Synthesis of Mannich Eugenol Oxirane Morpholine compound as antifungal in vitro and in silico
DOI:
https://doi.org/10.47253/jtrss.v13i3.2018Keywords:
Candida albicans, docking, epiklorohydrin, eugenol, refluxAbstract
The use of antifungal drugs increases along with the increase in fungal infections. This causes the fungus to be resistant to antifungal drugs, one of which is the azole class of drugs. This increase resistance poses a major threat to global health services. This research aims to synthesize eugenol-morpholine compound reacted with epichlorohydrin as antifungal drug in vitro and in silico.
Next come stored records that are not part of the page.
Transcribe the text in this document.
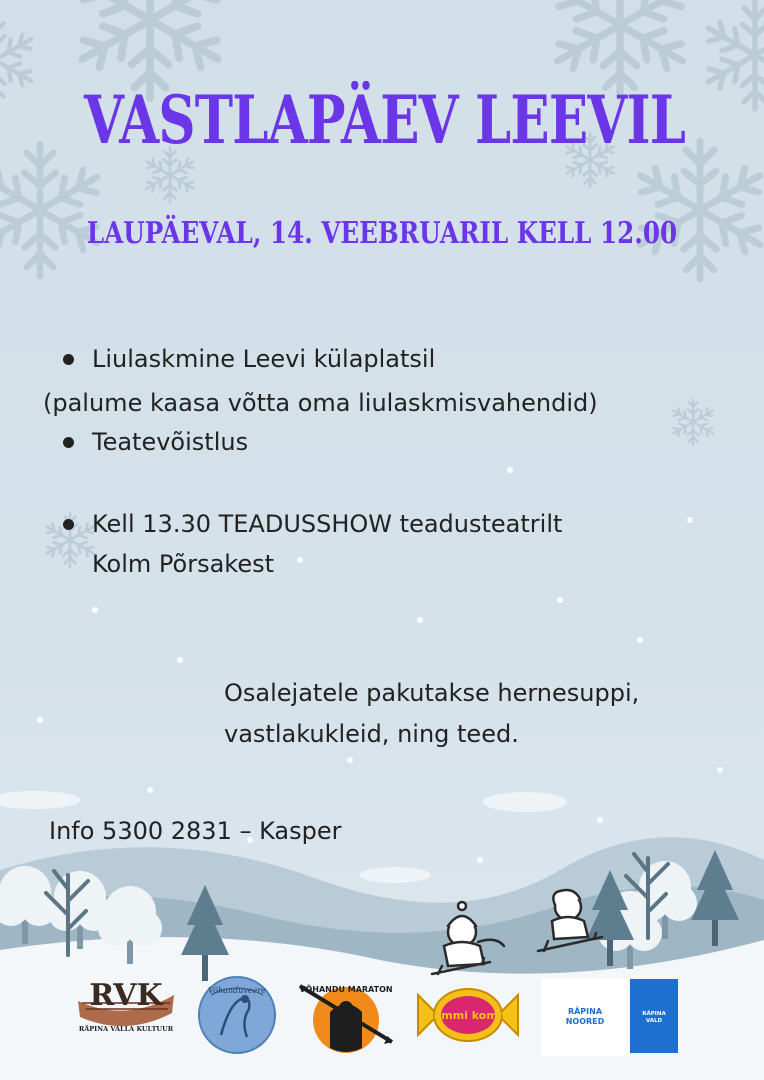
VASTLAPÄEV LEEVIL
LAUPÄEVAL, 14. VEEBRUARIL KELL 12.00
Liulaskmine Leevi külaplatsil
(palume kaasa võtta oma liulaskmisvahendid)
Teatevõistlus
Kell 13.30 TEADUSSHOW teadusteatrilt
Kolm Põrsakest
Osalejatele pakutakse hernesuppi,
vastlakukleid, ning teed.
Info 5300 2831 – Kasper
RVK
RÄPINA VALLA KULTUUR
Võhanduveere	VÕHANDU MARATON
kommi komm	RÄPINA
NOORED
RÄPINA
VALD
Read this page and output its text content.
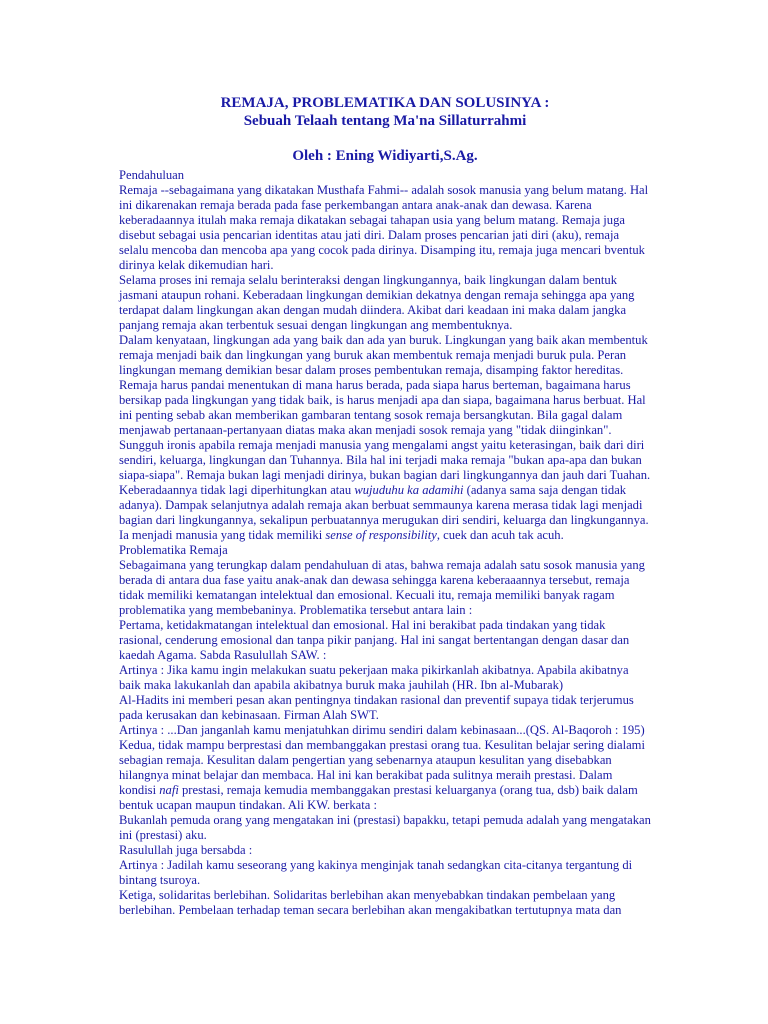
REMAJA, PROBLEMATIKA DAN SOLUSINYA :

Sebuah Telaah tentang Ma'na Sillaturrahmi

Oleh : Ening Widiyarti,S.Ag.

Pendahuluan

Remaja --sebagaimana yang dikatakan Musthafa Fahmi-- adalah sosok manusia yang belum matang. Hal ini dikarenakan remaja berada pada fase perkembangan antara anak-anak dan dewasa. Karena keberadaannya itulah maka remaja dikatakan sebagai tahapan usia yang belum matang. Remaja juga disebut sebagai usia pencarian identitas atau jati diri. Dalam proses pencarian jati diri (aku), remaja selalu mencoba dan mencoba apa yang cocok pada dirinya. Disamping itu, remaja juga mencari bventuk dirinya kelak dikemudian hari.

Selama proses ini remaja selalu berinteraksi dengan lingkungannya, baik lingkungan dalam bentuk jasmani ataupun rohani. Keberadaan lingkungan demikian dekatnya dengan remaja sehingga apa yang terdapat dalam lingkungan akan dengan mudah diindera. Akibat dari keadaan ini maka dalam jangka panjang remaja akan terbentuk sesuai dengan lingkungan ang membentuknya.

Dalam kenyataan, lingkungan ada yang baik dan ada yan buruk. Lingkungan yang baik akan membentuk remaja menjadi baik dan lingkungan yang buruk akan membentuk remaja menjadi buruk pula. Peran lingkungan memang demikian besar dalam proses pembentukan remaja, disamping faktor hereditas.

Remaja harus pandai menentukan di mana harus berada, pada siapa harus berteman, bagaimana harus bersikap pada lingkungan yang tidak baik, is harus menjadi apa dan siapa, bagaimana harus berbuat. Hal ini penting sebab akan memberikan gambaran tentang sosok remaja bersangkutan. Bila gagal dalam menjawab pertanaan-pertanyaan diatas maka akan menjadi sosok remaja yang "tidak diinginkan".

Sungguh ironis apabila remaja menjadi manusia yang mengalami angst yaitu keterasingan, baik dari diri sendiri, keluarga, lingkungan dan Tuhannya. Bila hal ini terjadi maka remaja "bukan apa-apa dan bukan siapa-siapa". Remaja bukan lagi menjadi dirinya, bukan bagian dari lingkungannya dan jauh dari Tuahan.

Keberadaannya tidak lagi diperhitungkan atau wujuduhu ka adamihi (adanya sama saja dengan tidak adanya). Dampak selanjutnya adalah remaja akan berbuat semmaunya karena merasa tidak lagi menjadi bagian dari lingkungannya, sekalipun perbuatannya merugukan diri sendiri, keluarga dan lingkungannya.

Ia menjadi manusia yang tidak memiliki sense of responsibility, cuek dan acuh tak acuh.

Problematika Remaja

Sebagaimana yang terungkap dalam pendahuluan di atas, bahwa remaja adalah satu sosok manusia yang berada di antara dua fase yaitu anak-anak dan dewasa sehingga karena keberaaannya tersebut, remaja tidak memiliki kematangan intelektual dan emosional. Kecuali itu, remaja memiliki banyak ragam problematika yang membebaninya. Problematika tersebut antara lain :

Pertama, ketidakmatangan intelektual dan emosional. Hal ini berakibat pada tindakan yang tidak rasional, cenderung emosional dan tanpa pikir panjang. Hal ini sangat bertentangan dengan dasar dan kaedah Agama. Sabda Rasulullah SAW. :

Artinya : Jika kamu ingin melakukan suatu pekerjaan maka pikirkanlah akibatnya. Apabila akibatnya baik maka lakukanlah dan apabila akibatnya buruk maka jauhilah (HR. Ibn al-Mubarak)

Al-Hadits ini memberi pesan akan pentingnya tindakan rasional dan preventif supaya tidak terjerumus pada kerusakan dan kebinasaan. Firman Alah SWT.

Artinya : ...Dan janganlah kamu menjatuhkan dirimu sendiri dalam kebinasaan...(QS. Al-Baqoroh : 195)

Kedua, tidak mampu berprestasi dan membanggakan prestasi orang tua. Kesulitan belajar sering dialami sebagian remaja. Kesulitan dalam pengertian yang sebenarnya ataupun kesulitan yang disebabkan hilangnya minat belajar dan membaca. Hal ini kan berakibat pada sulitnya meraih prestasi. Dalam

kondisi nafi prestasi, remaja kemudia membanggakan prestasi keluarganya (orang tua, dsb) baik dalam bentuk ucapan maupun tindakan. Ali KW. berkata :

Bukanlah pemuda orang yang mengatakan ini (prestasi) bapakku, tetapi pemuda adalah yang mengatakan ini (prestasi) aku.

Rasulullah juga bersabda :

Artinya : Jadilah kamu seseorang yang kakinya menginjak tanah sedangkan cita-citanya tergantung di bintang tsuroya.

Ketiga, solidaritas berlebihan. Solidaritas berlebihan akan menyebabkan tindakan pembelaan yang berlebihan. Pembelaan terhadap teman secara berlebihan akan mengakibatkan tertutupnya mata dan
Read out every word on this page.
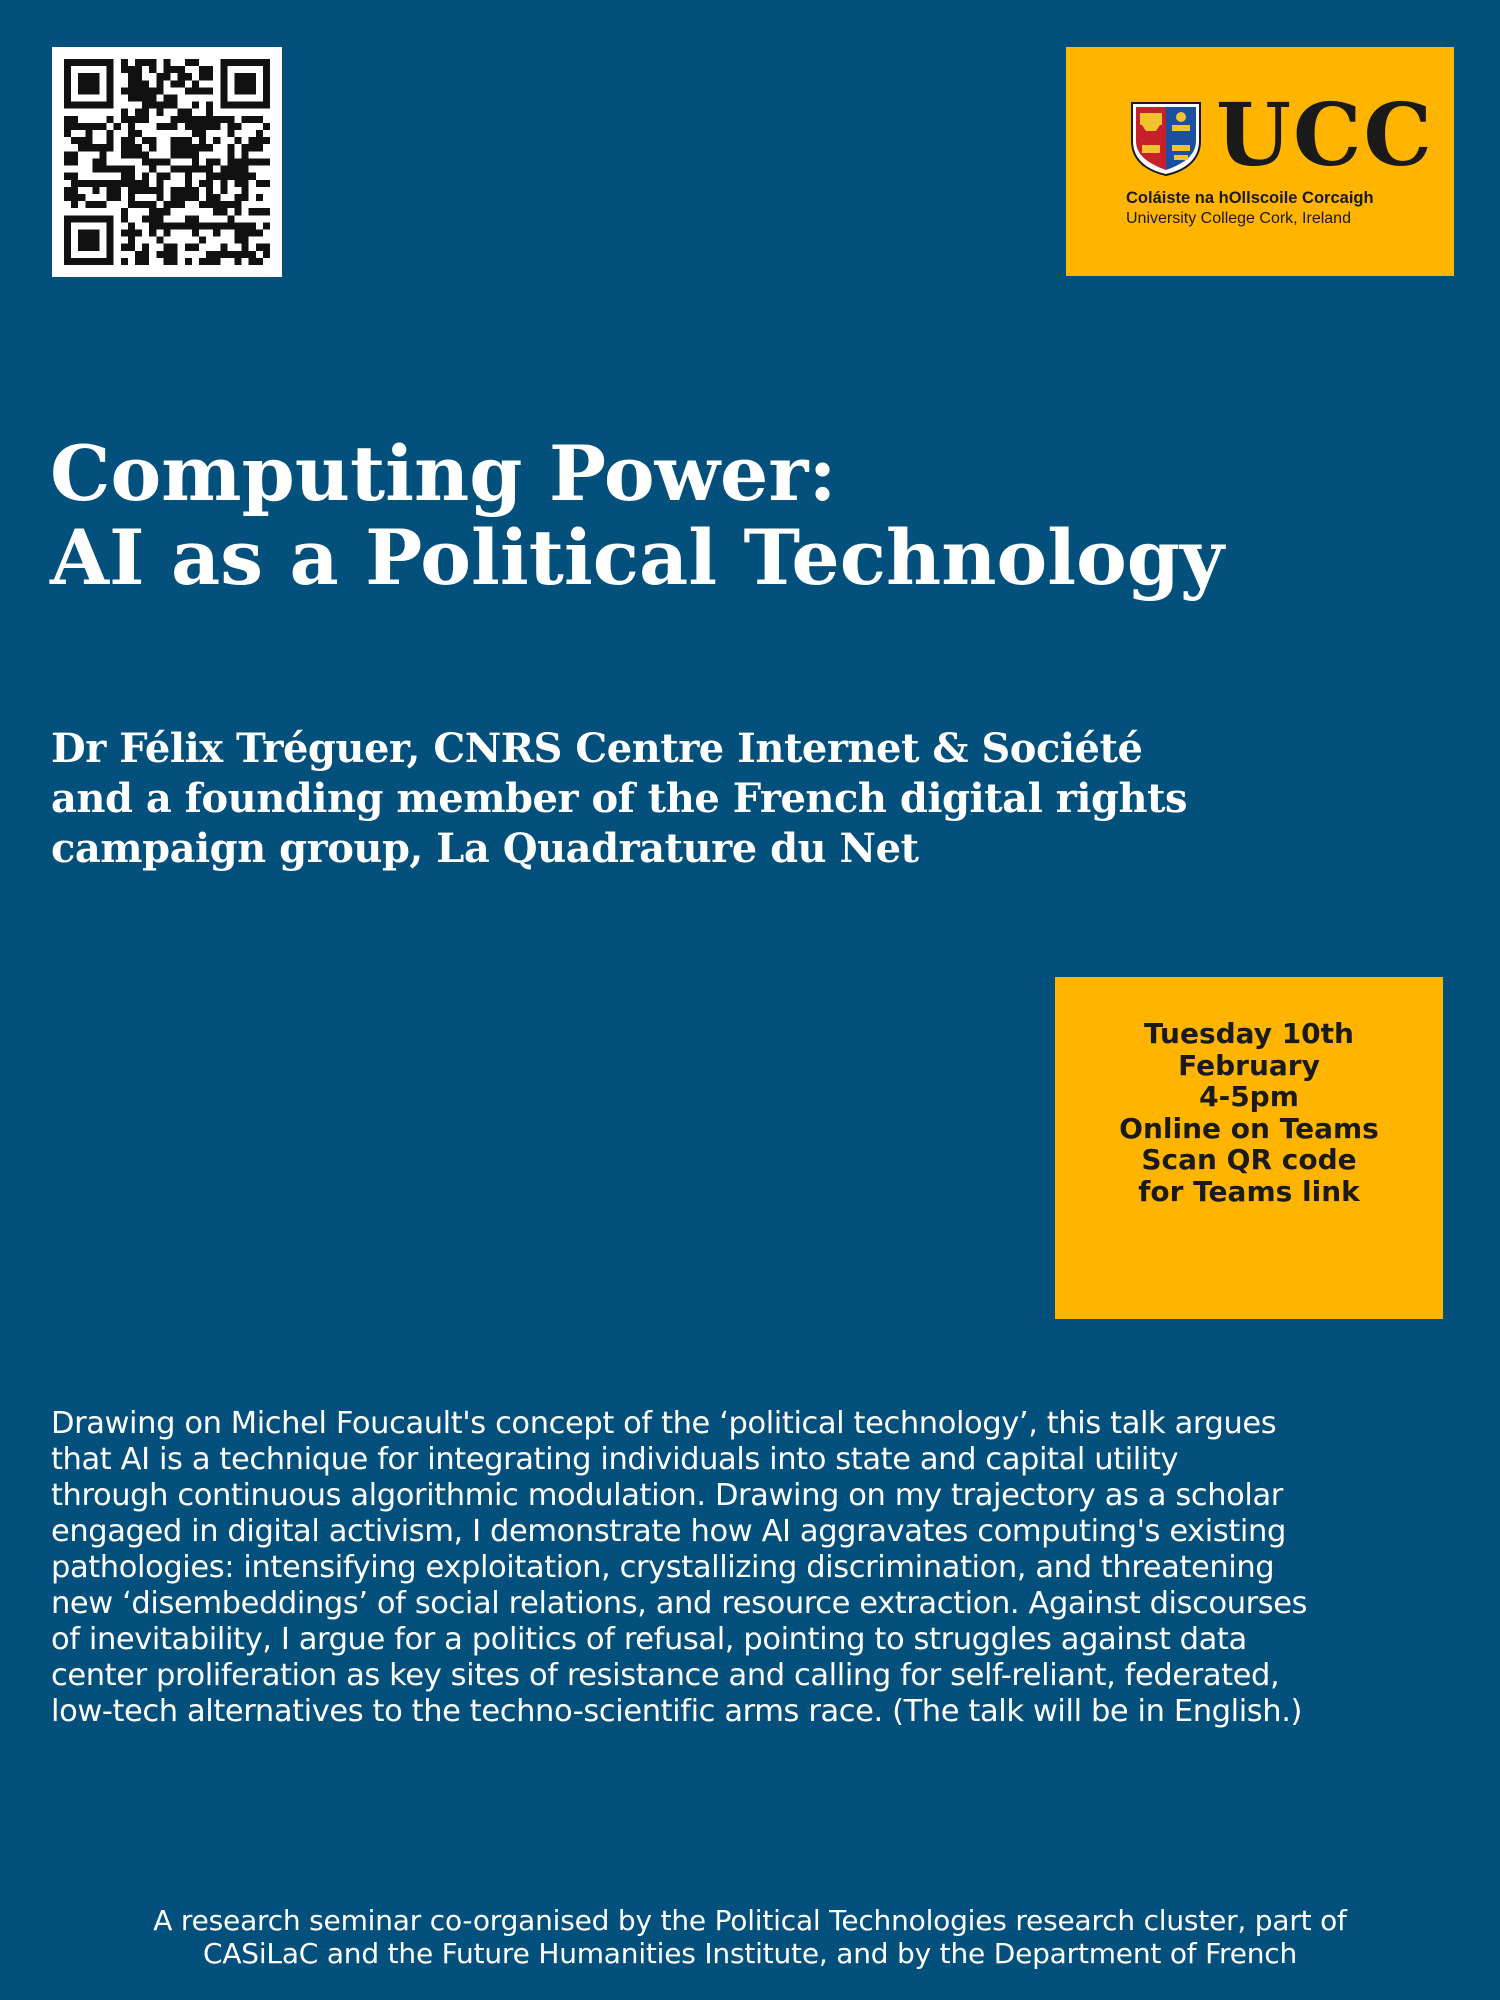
UCC
Coláiste na hOllscoile Corcaigh
University College Cork, Ireland
Computing Power:
AI as a Political Technology
Dr Félix Tréguer, CNRS Centre Internet & Société
and a founding member of the French digital rights
campaign group, La Quadrature du Net
Tuesday 10th
February
4-5pm
Online on Teams
Scan QR code
for Teams link
Drawing on Michel Foucault's concept of the ‘political technology’, this talk argues
that AI is a technique for integrating individuals into state and capital utility
through continuous algorithmic modulation. Drawing on my trajectory as a scholar
engaged in digital activism, I demonstrate how AI aggravates computing's existing
pathologies: intensifying exploitation, crystallizing discrimination, and threatening
new ‘disembeddings’ of social relations, and resource extraction. Against discourses
of inevitability, I argue for a politics of refusal, pointing to struggles against data
center proliferation as key sites of resistance and calling for self-reliant, federated,
low-tech alternatives to the techno-scientific arms race. (The talk will be in English.)
A research seminar co-organised by the Political Technologies research cluster, part of
CASiLaC and the Future Humanities Institute, and by the Department of French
In silico testing uses the molecular docking method with the discovery studio application. Synthesis of eugenol-morpholine and synthesis of eugenol oxirane morpholine using the reflux method. Characterization of synthetic compounds using NMR. The synthesized compound was applied for in vitro testing on the Candida albicans fungus using the disc diffusion method. The results of in vitro and in silico research show that the compound eugenol oxirane morpholine has better antifungal activity compared to the compounds eugenol-morpholine and eugenol. The results of in silico research showed a cDOCKER value of -38.5537 kcal/mol and the in vitro results had an inhibition zone of 28.55 mm. The best compound as an antifungal drug candidate is the compound eugenol oxirane morpholine with the lowest cDOCKER value in in silico testing and a wide zone of inhibition in in vitro testing showing very strong activity.